I know some of you are already composing your angry responses. But I’m not saying some of those things we do aren’t important. I’m saying to get off the treadmill. I’m saying that your relationship with God isn’t a bookshelf from IKEA—it’s not a chore with a checklist of things to make sure you get it right. It’s a living, breathing relationship.

The Law is Ruthless

A friend of mine recently likened the Bible to love letters you might get from your wife. They’re so precious to you that you want to read them, you want to memorize them and have them near you at all times.

But what if someone were telling you that you weren’t reading them correctly? That you didn’t really love your wife if you weren’t reading those letters every day?

I’m not sure about you, but those words that had once meant so much to me would quickly sour.

The words in those letters didn’t stop being true, they didn’t stop having the power to inspire me. So, what happened?
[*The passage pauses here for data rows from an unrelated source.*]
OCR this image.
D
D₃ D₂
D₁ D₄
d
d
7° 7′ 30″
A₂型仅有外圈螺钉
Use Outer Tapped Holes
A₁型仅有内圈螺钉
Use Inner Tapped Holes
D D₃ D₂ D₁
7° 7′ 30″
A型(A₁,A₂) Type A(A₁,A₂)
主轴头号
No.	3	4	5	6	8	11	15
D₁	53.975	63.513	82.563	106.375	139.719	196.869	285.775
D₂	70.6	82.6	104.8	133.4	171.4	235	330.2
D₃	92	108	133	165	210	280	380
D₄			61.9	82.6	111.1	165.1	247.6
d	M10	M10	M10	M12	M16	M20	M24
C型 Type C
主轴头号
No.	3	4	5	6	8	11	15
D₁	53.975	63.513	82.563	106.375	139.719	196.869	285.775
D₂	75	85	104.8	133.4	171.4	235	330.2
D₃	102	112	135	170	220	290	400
The moment you turn joy into something which can only be achieved through a chore, it ceases being joy. It becomes a law, and the law is ruthless. The object of joy itself seems to become a taskmaster. Before, my love was freely welcomed, ferocious and had the entire universe in which to expand. It was wild and untamed.

Now it’s caged and domesticated because people don’t like wild and untamed.

We don’t like anything we can’t control, in fact.

So, we start reigning in that beast.

They say, “I know you think what you’re doing is love, but love is a discipline. Love is work!”

And we do want to love. We desire to please the object of our affection in the way in which the object of our affection most desires. But because that robust, exciting love has become a rote, serious chore that we constantly fear we are doing wrong (and often are), we start doubting our commitment to God, we start questioning every decision we make and every thought that we have.

And you can’t live like that for long. So, some decide they aren’t good enough and leave, and others, listening to these well-meaning voices, build a cage to house the idol that we have made of God. A tame version of the Lion of Judah, now only emerging at set intervals to meander toothless in front of an approving crowd before sighing and slipping once again, away.

Properly, with dignity and certainly not one ounce of impropriety.

And I think about David. Dancing, loud and embarrassingly joyful.

“Well, don’t you just look like the fool?”

          That’s the voice that we hear. Red-faced Michal, daughter of Saul.
          Say to it, as did David:

          That annoying, lying voice.

“And I’m willing,” and say it loud, with a lilt of musical joy in your voice, “to look even more foolish. This is love. That’s how it works.”

Let your love dance. Let it fall to your feet. Let it energize your heart and your hands to reach out to others so they too can know the joy of unfettered love.